As an example, some people share an account with their mother, but don't want their mother to see the slutty books they read. So the person has two accounts - one that they share with their mother, and one that they use to purchase the slutty stuff. They can register the kindle to their slutty account, buy and download slutty books, then deregister (slutty books stay on the kindle) and re-register to their regular account (or just stay unregistered). That way when their mom looks at the archive (books purchased on that account and available to the mom's kindle), the slutty books aren't there.
Another example. Some parents also don't want their kid (who has their own kindle) to be able to buy books on the kindle, or see slutty or otherwise age-inappropriate books that the parent might have bought. So the parent registers the kid's kindle to the account, downloads appropriate books to the kid's kindle, and then deregisters it.
Final example. Let's say I have an acquaintance who also has a kindle and I want to give them a book I've bought. But I don't trust them enough with my 1-click payment method to have them share my Amazon kindle account (or maybe they like having their own account or whatever).
I can give anyone with a kindle any book I've purchased. All I have to do is enter their kindle's serial number on my "Manage your kindle" webpage to register it to my account, send the books to their kindle, and then deregister it. I don't have to give them any account info - no password, no credit card number, nothing. That book file will always work on their kindle.
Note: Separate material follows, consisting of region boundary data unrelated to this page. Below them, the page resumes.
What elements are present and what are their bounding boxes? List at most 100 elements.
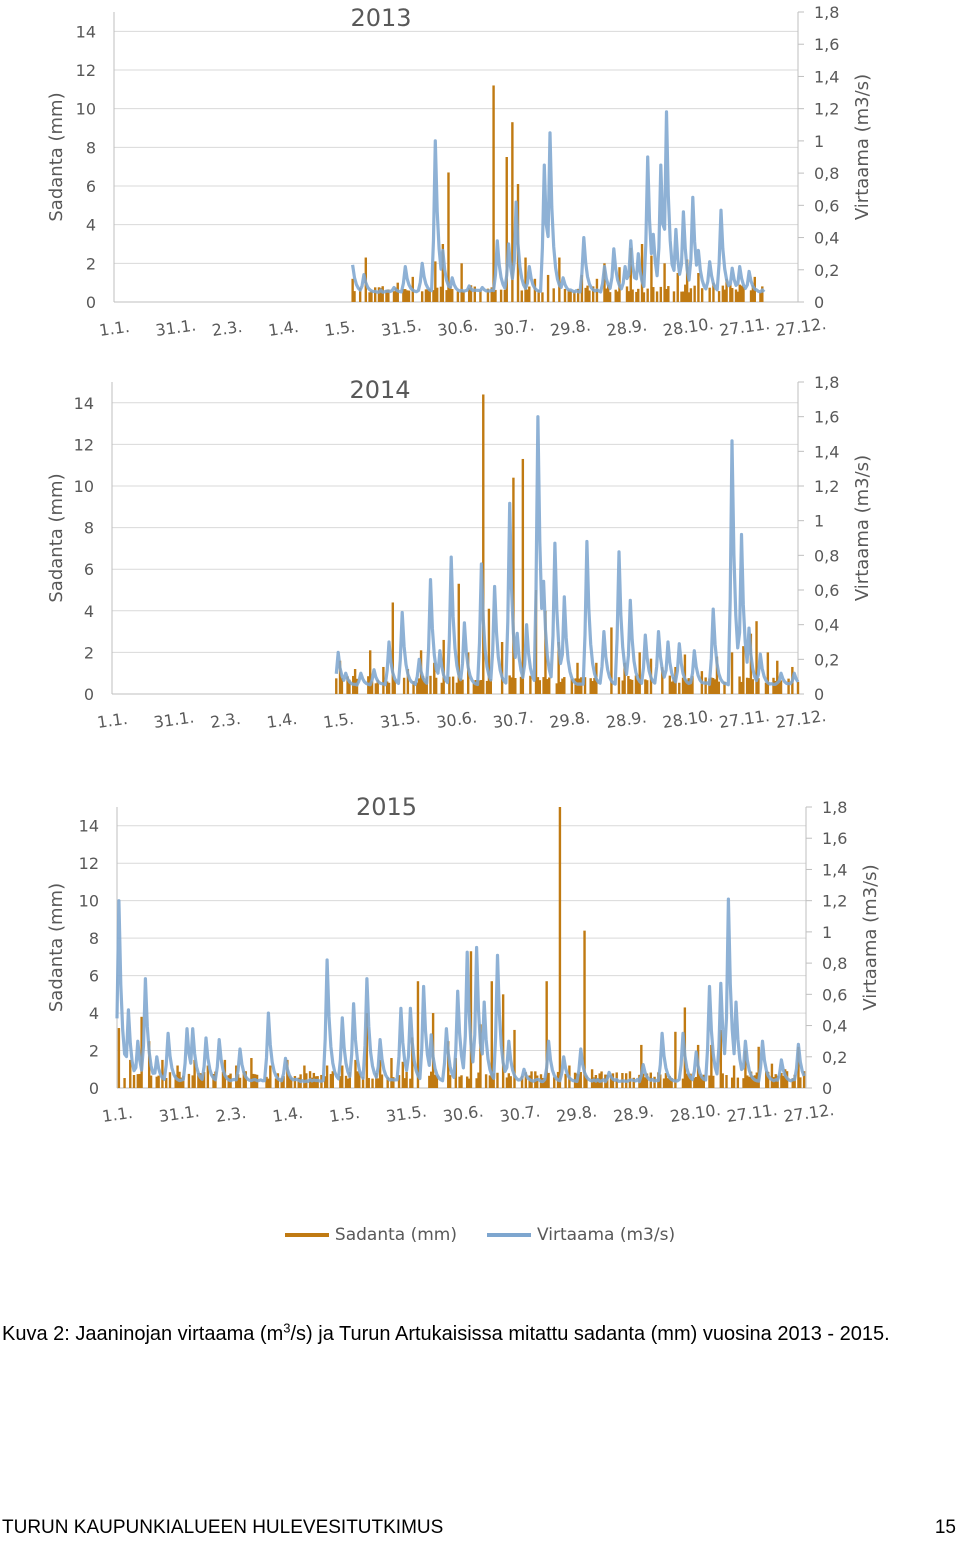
sadanta-bar (242, 1071, 246, 1088)
sadanta-bar (132, 1074, 136, 1088)
sadanta-bar (751, 679, 754, 694)
y-tick-label: 8 (89, 929, 99, 948)
sadanta-bar (747, 678, 751, 694)
sadanta-bar (776, 1075, 779, 1088)
y2-tick-label: 1,6 (814, 35, 839, 54)
sadanta-bar (608, 292, 612, 302)
sadanta-bar (700, 288, 704, 302)
caption-text-1: Kuva 2: Jaaninojan virtaama (m (2, 1323, 284, 1345)
chart-title: 2013 (350, 4, 411, 32)
sadanta-bar (745, 677, 749, 694)
y2-tick-label: 1,8 (814, 373, 839, 392)
sadanta-bar (387, 682, 391, 694)
legend-label-virtaama: Virtaama (m3/s) (537, 1225, 676, 1245)
sadanta-bar (730, 1077, 734, 1088)
sadanta-bar (719, 1029, 723, 1088)
y-tick-label: 8 (84, 519, 94, 538)
y-axis-title: Sadanta (mm) (46, 883, 67, 1012)
sadanta-bar (731, 288, 734, 302)
sadanta-bar (736, 1077, 740, 1088)
sadanta-bar (717, 291, 721, 302)
sadanta-bar (593, 677, 596, 694)
sadanta-bar (382, 666, 385, 694)
sadanta-bar (174, 1075, 177, 1088)
x-tick-label: 30.7. (493, 315, 536, 339)
sadanta-bar (374, 683, 378, 694)
sadanta-bar (687, 1074, 690, 1088)
sadanta-bar (467, 1078, 471, 1088)
sadanta-bar (740, 681, 743, 694)
x-tick-label: 1.4. (266, 709, 299, 732)
sadanta-bar (574, 678, 577, 694)
sadanta-bar (376, 679, 379, 694)
sadanta-bar (697, 273, 700, 302)
sadanta-bar (377, 1078, 380, 1088)
y-tick-label: 12 (74, 435, 94, 454)
sadanta-bar (558, 807, 562, 1088)
sadanta-bar (740, 285, 743, 302)
sadanta-bar (770, 1063, 774, 1088)
sadanta-bar (155, 1076, 158, 1088)
y-axis-title: Sadanta (mm) (46, 92, 67, 221)
sadanta-bar (487, 608, 491, 694)
y-tick-label: 4 (86, 216, 96, 235)
y-tick-label: 0 (89, 1079, 99, 1098)
y2-tick-label: 0,8 (814, 164, 839, 183)
virtaama-line (334, 415, 800, 687)
sadanta-bar (725, 1075, 728, 1088)
x-tick-label: 31.1. (154, 315, 197, 339)
sadanta-bar (685, 1073, 688, 1088)
sadanta-bar (358, 1073, 361, 1088)
sadanta-bar (557, 642, 560, 694)
sadanta-bar (472, 683, 476, 694)
sadanta-bar (689, 1073, 692, 1088)
sadanta-bar (405, 1071, 408, 1088)
sadanta-bar (578, 678, 581, 694)
y-tick-label: 8 (86, 138, 96, 157)
sadanta-bar (685, 680, 689, 694)
sadanta-bar (586, 285, 589, 302)
sadanta-bar (341, 1065, 344, 1088)
sadanta-bar (644, 679, 647, 694)
sadanta-bar (710, 677, 713, 694)
sadanta-bar (528, 286, 531, 302)
sadanta-bar (474, 680, 477, 694)
page-number: 15 (934, 1517, 956, 1538)
y2-tick-label: 0,6 (814, 581, 839, 600)
sadanta-bar (721, 1073, 724, 1088)
sadanta-bar (605, 288, 608, 302)
y-tick-label: 12 (79, 854, 99, 873)
sadanta-bar (708, 287, 711, 302)
sadanta-bar (420, 291, 424, 302)
x-tick-label: 31.1. (152, 707, 195, 731)
sadanta-bar (340, 677, 344, 694)
sadanta-bar (627, 291, 631, 302)
sadanta-bar (428, 289, 431, 302)
x-tick-label: 28.10. (661, 706, 714, 732)
y2-tick-label: 1,2 (814, 100, 839, 119)
x-tick-label: 1.1. (101, 1103, 134, 1126)
sadanta-bar (670, 1078, 673, 1088)
sadanta-bar (738, 284, 741, 302)
sadanta-bar (749, 1071, 753, 1088)
sadanta-bar (590, 1069, 594, 1088)
sadanta-bar (583, 677, 587, 694)
sadanta-bar (475, 1078, 478, 1088)
sadanta-bar (377, 287, 381, 302)
sadanta-bar (797, 1046, 800, 1088)
sadanta-bar (680, 291, 683, 302)
y2-tick-label: 0,8 (814, 546, 839, 565)
sadanta-bar (742, 1078, 745, 1088)
sadanta-bar (368, 650, 372, 694)
sadanta-bar (489, 679, 493, 694)
sadanta-bar (451, 289, 454, 302)
x-tick-label: 27.11. (718, 706, 771, 732)
sadanta-bar (629, 247, 632, 302)
sadanta-bar (462, 291, 465, 302)
sadanta-bar (469, 285, 473, 302)
sadanta-bar (520, 1075, 524, 1088)
sadanta-bar (524, 1072, 528, 1088)
legend-label-sadanta: Sadanta (mm) (334, 1225, 457, 1245)
sadanta-bar (634, 675, 638, 694)
sadanta-bar (212, 1074, 215, 1088)
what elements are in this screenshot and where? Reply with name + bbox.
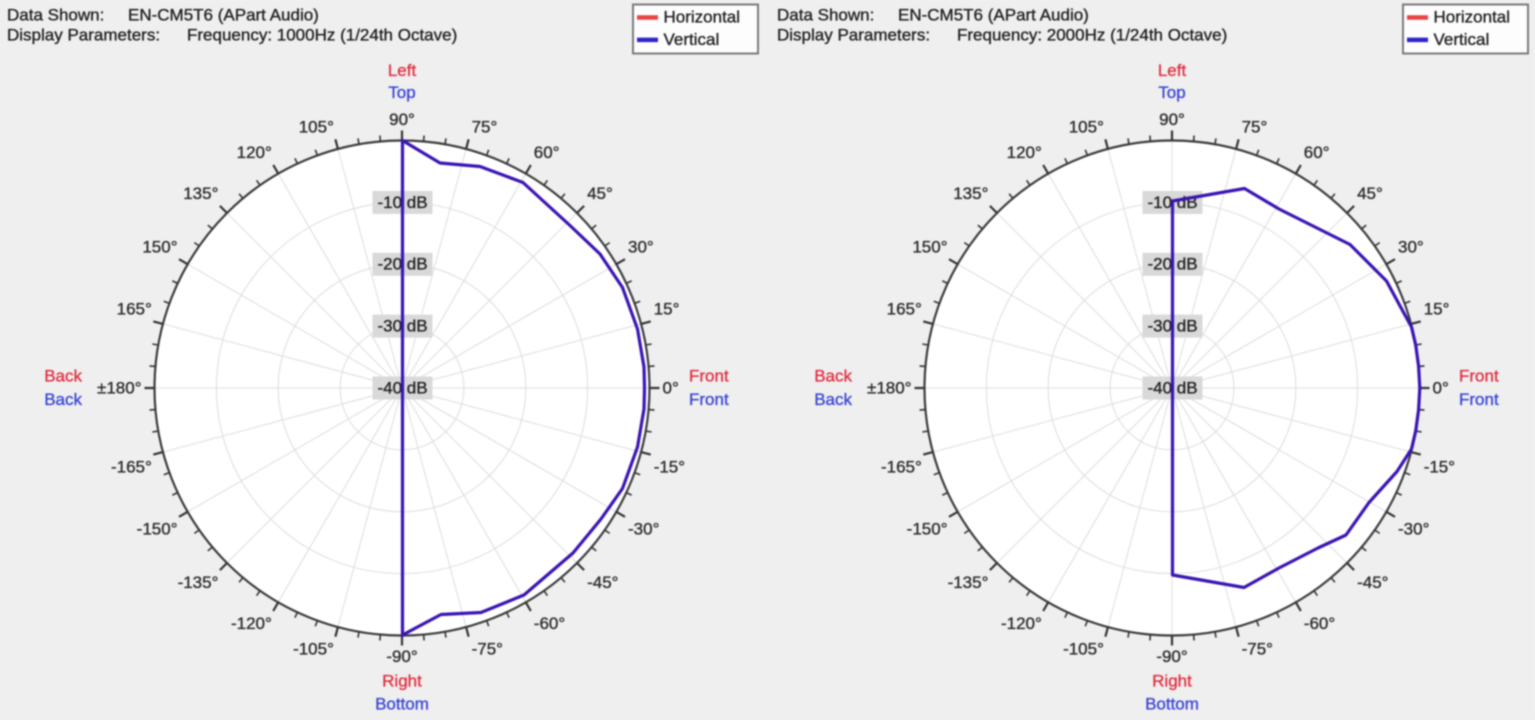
svg-text:-105°: -105° [293, 640, 334, 659]
svg-text:150°: 150° [912, 237, 947, 256]
svg-text:-30°: -30° [1398, 520, 1429, 539]
svg-text:Back: Back [44, 390, 82, 409]
svg-text:-120°: -120° [1001, 614, 1042, 633]
svg-text:Display Parameters:: Display Parameters: [7, 26, 160, 45]
svg-text:-90°: -90° [386, 647, 417, 666]
svg-text:Frequency: 2000Hz (1/24th Octa: Frequency: 2000Hz (1/24th Octave) [957, 26, 1227, 45]
svg-text:Left: Left [388, 61, 417, 80]
svg-text:30°: 30° [1398, 237, 1424, 256]
svg-text:-15°: -15° [1424, 458, 1455, 477]
svg-text:-45°: -45° [1357, 573, 1388, 592]
svg-text:Top: Top [388, 83, 415, 102]
svg-text:-135°: -135° [948, 573, 989, 592]
svg-text:15°: 15° [654, 299, 680, 318]
svg-text:-105°: -105° [1063, 640, 1104, 659]
svg-text:-45°: -45° [587, 573, 618, 592]
svg-text:-165°: -165° [111, 458, 152, 477]
svg-text:-30°: -30° [628, 520, 659, 539]
svg-text:Back: Back [814, 390, 852, 409]
svg-text:Front: Front [689, 367, 729, 386]
svg-text:-60°: -60° [534, 614, 565, 633]
svg-text:Front: Front [689, 390, 729, 409]
svg-text:Front: Front [1459, 367, 1499, 386]
svg-text:Horizontal: Horizontal [664, 8, 741, 27]
svg-text:45°: 45° [1357, 184, 1383, 203]
svg-text:Data Shown:: Data Shown: [777, 6, 874, 25]
svg-text:EN-CM5T6 (APart Audio): EN-CM5T6 (APart Audio) [128, 6, 319, 25]
svg-text:Top: Top [1158, 83, 1185, 102]
svg-text:135°: 135° [183, 184, 218, 203]
svg-text:165°: 165° [887, 299, 922, 318]
svg-text:105°: 105° [299, 117, 334, 136]
svg-text:Right: Right [382, 672, 422, 691]
svg-text:Back: Back [814, 367, 852, 386]
svg-text:165°: 165° [117, 299, 152, 318]
svg-text:Bottom: Bottom [375, 695, 429, 714]
svg-text:Right: Right [1152, 672, 1192, 691]
svg-text:-15°: -15° [654, 458, 685, 477]
svg-text:0°: 0° [1433, 379, 1449, 398]
svg-text:90°: 90° [1159, 110, 1185, 129]
svg-text:Front: Front [1459, 390, 1499, 409]
svg-text:-165°: -165° [881, 458, 922, 477]
svg-text:150°: 150° [142, 237, 177, 256]
svg-text:Vertical: Vertical [664, 30, 720, 49]
svg-text:75°: 75° [472, 117, 498, 136]
svg-text:-60°: -60° [1304, 614, 1335, 633]
svg-text:±180°: ±180° [97, 379, 142, 398]
svg-text:-120°: -120° [231, 614, 272, 633]
svg-text:120°: 120° [1007, 143, 1042, 162]
svg-text:-90°: -90° [1156, 647, 1187, 666]
svg-text:30°: 30° [628, 237, 654, 256]
svg-text:Back: Back [44, 367, 82, 386]
svg-text:-75°: -75° [472, 640, 503, 659]
svg-text:60°: 60° [534, 143, 560, 162]
svg-text:Frequency: 1000Hz (1/24th Octa: Frequency: 1000Hz (1/24th Octave) [187, 26, 457, 45]
svg-text:0°: 0° [663, 379, 679, 398]
svg-text:-135°: -135° [178, 573, 219, 592]
svg-text:-75°: -75° [1242, 640, 1273, 659]
svg-text:Horizontal: Horizontal [1434, 8, 1511, 27]
svg-text:90°: 90° [389, 110, 415, 129]
svg-text:105°: 105° [1069, 117, 1104, 136]
svg-text:Data Shown:: Data Shown: [7, 6, 104, 25]
svg-text:Bottom: Bottom [1145, 695, 1199, 714]
svg-text:15°: 15° [1424, 299, 1450, 318]
svg-text:120°: 120° [237, 143, 272, 162]
svg-text:EN-CM5T6 (APart Audio): EN-CM5T6 (APart Audio) [898, 6, 1089, 25]
svg-text:±180°: ±180° [867, 379, 912, 398]
svg-text:Left: Left [1158, 61, 1187, 80]
svg-text:-150°: -150° [907, 520, 948, 539]
svg-text:60°: 60° [1304, 143, 1330, 162]
svg-text:75°: 75° [1242, 117, 1268, 136]
svg-text:45°: 45° [587, 184, 613, 203]
svg-text:Display Parameters:: Display Parameters: [777, 26, 930, 45]
svg-text:135°: 135° [953, 184, 988, 203]
svg-text:-150°: -150° [137, 520, 178, 539]
svg-text:Vertical: Vertical [1434, 30, 1490, 49]
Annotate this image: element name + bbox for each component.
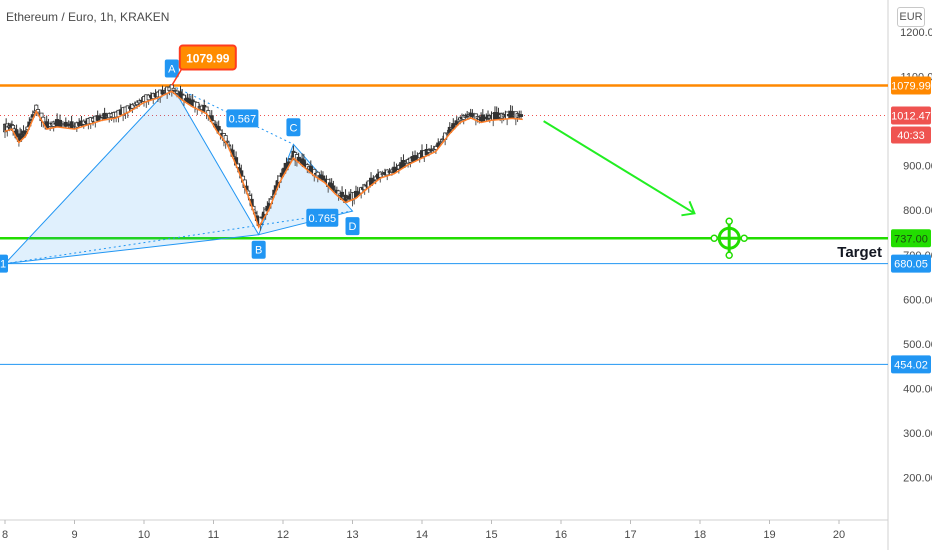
y-tick-label-9: 200.00 [903,473,932,485]
x-tick-label-8: 16 [555,529,567,541]
projection-arrow[interactable] [543,120,695,215]
pattern-point-c-text: C [289,122,297,134]
pattern-xd-line [4,210,353,265]
peak-callout-box[interactable] [178,44,237,71]
x-tick-label-5: 13 [346,529,358,541]
ratio-label-1-box [306,208,339,227]
candle-body [135,101,140,106]
y-tick-label-8: 300.00 [903,428,932,440]
peak-callout-text: 1079.99 [186,51,230,65]
price-level-tag-0-text: 1079.99 [891,80,931,92]
price-level-tag-1-box [891,229,931,248]
projection-arrow-head [681,200,696,217]
target-handle-0[interactable] [725,217,733,226]
candle-body [438,141,443,144]
x-tick-label-4: 12 [277,529,289,541]
candle-body [137,100,142,104]
last-price-tag-text: 1012.47 [891,111,931,123]
x-tick-label-10: 18 [694,529,706,541]
candle-body [171,87,176,91]
candle-body [130,104,135,109]
pattern-point-d-text: D [349,221,357,233]
price-level-tag-3-text: 454.02 [894,359,928,371]
target-handle-2[interactable] [710,234,718,243]
y-tick-label-3: 800.00 [903,205,932,217]
x-tick-label-3: 11 [208,529,219,541]
pattern-point-a-text: A [168,63,176,75]
x-tick-label-0: 8 [2,529,8,541]
candle-body [433,145,438,150]
candle-body [445,132,450,135]
x-tick-label-9: 17 [624,529,636,541]
candle-body [519,114,524,117]
y-tick-label-2: 900.00 [903,161,932,173]
pattern-point-x-box [0,254,8,273]
moving-average-line [4,90,523,229]
price-level-tag-0-box [891,76,931,95]
pattern-point-c-box [286,118,301,137]
pattern-triangle-bcd [257,143,354,236]
y-tick-label-6: 500.00 [903,339,932,351]
ratio-label-0-box [226,109,259,128]
x-tick-label-7: 15 [485,529,497,541]
target-handle-1[interactable] [725,251,733,260]
target-label: Target [837,244,882,261]
x-tick-label-2: 10 [138,529,150,541]
x-tick-label-12: 20 [833,529,845,541]
y-tick-label-7: 400.00 [903,383,932,395]
pattern-point-b-box [251,240,266,259]
x-tick-label-11: 19 [763,529,775,541]
pattern-point-x-text: 41 [0,259,6,271]
x-tick-label-1: 9 [71,529,77,541]
ratio-label-1-text: 0.765 [309,213,337,225]
chart-title: Ethereum / Euro, 1h, KRAKEN [6,10,170,24]
last-price-tag-box [891,106,931,125]
ratio-label-0-text: 0.567 [229,113,257,125]
candle-body [160,89,165,95]
y-tick-label-0: 1200.00 [900,27,932,39]
pattern-point-d-box [345,217,360,236]
pattern-point-a-box [164,59,179,78]
pattern-point-b-text: B [255,245,262,257]
target-handle-3[interactable] [740,234,748,243]
currency-button[interactable]: EUR [897,7,925,27]
candle-body [436,142,441,147]
countdown-tag-box [891,126,931,144]
x-tick-label-6: 14 [416,529,428,541]
y-tick-label-5: 600.00 [903,294,932,306]
countdown-tag-text: 40:33 [897,130,925,142]
candle-body [225,140,230,143]
pattern-triangle-xab [3,84,260,265]
price-level-tag-3-box [891,355,931,374]
price-level-tag-1-text: 737.00 [894,233,928,245]
price-level-tag-2-box [891,254,931,273]
candle-body [380,173,385,175]
price-level-tag-2-text: 680.05 [894,259,928,271]
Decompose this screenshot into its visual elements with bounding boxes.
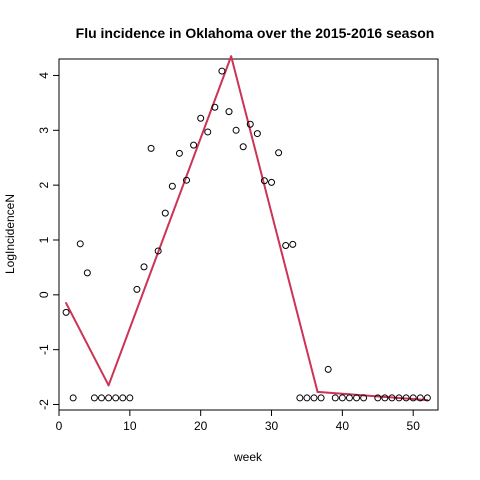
data-point (225, 108, 233, 116)
data-point (402, 394, 410, 402)
fit-line-segment (65, 302, 110, 387)
data-point (395, 394, 403, 402)
data-point (303, 394, 311, 402)
data-point (190, 141, 198, 149)
data-point (239, 143, 247, 151)
data-point (62, 308, 70, 316)
y-tick-label: 0 (37, 291, 51, 298)
fit-line-segment (230, 55, 319, 393)
data-point (126, 394, 134, 402)
data-point (211, 103, 219, 111)
data-point (147, 144, 155, 152)
data-point (246, 120, 254, 128)
data-point (133, 285, 141, 293)
data-point (331, 394, 339, 402)
data-point (197, 114, 205, 122)
data-point (218, 67, 226, 75)
y-tick-label: 1 (37, 236, 51, 243)
fit-line-segment (107, 55, 233, 387)
y-tick-label: 2 (37, 181, 51, 188)
points-group (62, 67, 431, 402)
y-axis-label: LogIncidenceN (3, 194, 17, 274)
data-point (154, 247, 162, 255)
data-point (423, 394, 431, 402)
data-point (168, 182, 176, 190)
data-point (83, 269, 91, 277)
data-point (388, 394, 396, 402)
data-point (140, 263, 148, 271)
x-axis: 0 10 20 30 40 50 (56, 410, 421, 433)
y-tick-label: 4 (37, 72, 51, 79)
data-point (345, 394, 353, 402)
data-point (90, 394, 98, 402)
data-point (232, 126, 240, 134)
x-tick-label: 20 (194, 419, 208, 433)
data-point (268, 178, 276, 186)
data-point (282, 241, 290, 249)
chart-title: Flu incidence in Oklahoma over the 2015-… (76, 25, 435, 41)
data-point (317, 394, 325, 402)
data-point (161, 209, 169, 217)
y-tick-label: 3 (37, 127, 51, 134)
data-point (69, 394, 77, 402)
data-point (76, 240, 84, 248)
data-point (409, 394, 417, 402)
data-point (260, 177, 268, 185)
data-point (416, 394, 424, 402)
y-tick-label: -2 (37, 399, 51, 410)
data-point (353, 394, 361, 402)
x-tick-label: 40 (336, 419, 350, 433)
data-point (289, 240, 297, 248)
data-point (296, 394, 304, 402)
y-axis: -2 -1 0 1 2 3 4 (37, 72, 59, 410)
fit-line-group (65, 55, 429, 402)
data-point (360, 394, 368, 402)
x-tick-label: 0 (56, 419, 63, 433)
x-tick-label: 10 (123, 419, 137, 433)
data-point (338, 394, 346, 402)
data-point (253, 130, 261, 138)
data-point (112, 394, 120, 402)
data-point (98, 394, 106, 402)
data-point (183, 176, 191, 184)
data-point (310, 394, 318, 402)
plot-frame (58, 58, 439, 411)
data-point (324, 365, 332, 373)
x-axis-label: week (233, 450, 263, 464)
data-point (175, 149, 183, 157)
data-point (204, 128, 212, 136)
data-point (374, 394, 382, 402)
data-point (381, 394, 389, 402)
y-tick-label: -1 (37, 344, 51, 355)
data-point (105, 394, 113, 402)
x-tick-label: 50 (407, 419, 421, 433)
x-tick-label: 30 (265, 419, 279, 433)
data-point (275, 149, 283, 157)
data-point (119, 394, 127, 402)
So my point is that unregistering a kindle and/or registering it to a different account has benefits. On a nook, deregistering requires you to enter a credit card number for each book the next time you try to open it. It also deletes things like notes and bookmarks (as I read in the nook manual) and deletes some other preferences and settings. It is not a simple thing.
Deregistering and registering are things I might want to do NOW. Worrying about what will happen if Amazon ceases to exist AND my kindle breaks is something that would happen far in the future. I prefer convenience now rather than worrying about later (esp. since it's already possible to remove the DRM on kindle books. I wouldn't do this now, but if Amazon can no longer provide me with book files for a new device, I'd do it).